Jun 20, 2007 23:35
It happened, I'm going, its just a matter of time.
I got the word from Mark, they offered 39k and the chance to realize my dreams and I totally accepted.
Its like an emotional explosion going on inside of me. I don't think I've ever felt like laughing and crying at the same moment until today. I'm going to be gone through may at least, with following months added on an as-needed basis. Any way you slice it, I'm gone in 2-3 weeks time.
On one hand, I get to live out my dream and vindicate myself before a literal nation of gamers. This thing is getting national release and I'll be one of 16 people involved in its creation.

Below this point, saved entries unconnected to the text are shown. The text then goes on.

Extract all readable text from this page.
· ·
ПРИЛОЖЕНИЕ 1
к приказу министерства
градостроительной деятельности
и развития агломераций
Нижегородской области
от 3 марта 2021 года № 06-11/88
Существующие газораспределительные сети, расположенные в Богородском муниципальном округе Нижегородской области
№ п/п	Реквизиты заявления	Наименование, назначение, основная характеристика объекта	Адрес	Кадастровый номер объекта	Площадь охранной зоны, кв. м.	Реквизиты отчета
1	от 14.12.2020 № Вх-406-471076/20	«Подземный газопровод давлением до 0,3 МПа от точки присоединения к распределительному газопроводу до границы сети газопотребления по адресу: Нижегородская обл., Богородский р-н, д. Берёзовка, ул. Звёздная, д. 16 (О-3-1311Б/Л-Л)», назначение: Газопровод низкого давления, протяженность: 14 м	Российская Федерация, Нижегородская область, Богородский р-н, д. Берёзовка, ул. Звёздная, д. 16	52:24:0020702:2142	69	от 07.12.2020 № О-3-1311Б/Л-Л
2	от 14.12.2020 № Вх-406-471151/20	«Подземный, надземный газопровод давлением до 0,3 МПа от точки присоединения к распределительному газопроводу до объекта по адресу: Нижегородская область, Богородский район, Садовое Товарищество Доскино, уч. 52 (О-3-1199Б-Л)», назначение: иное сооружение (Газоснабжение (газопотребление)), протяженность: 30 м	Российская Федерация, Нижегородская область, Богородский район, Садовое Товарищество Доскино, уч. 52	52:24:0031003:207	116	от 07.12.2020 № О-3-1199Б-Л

When people play it, they'll be influenced by me every step of the way. My work will be viewed by tens of thousands at a minimum and millions at best. And I intend it to be the best.
I'm not only leaving behind all my friends and family, but all the rest as well. I never noticed just how much I loved trees and rolling hills, or the backdrop of an urban skyline. The soft hum of the highway always there to comfort me no matter where I was. Its strange to think about but its going to be a bit more quiet out there.
I don't know how I'll feel about leaving everyone here. I intend to be online, I'm going to fix this thing so that I won't be so disconnected. This little screen is my life-line to all that I now hold so very dearly. To pick out individuals I'm going to miss would simply take too long in this document. I intend to tell each and every one of you before I go how much you've meant to me.
God theres just so much to plan. For now, I'm just picking at it but tomorrow I start in earnest. I'm balancing the fear of loneliness against the exhilaration of opportunity and any way you slice it the weight is as excruciating as it is exciting.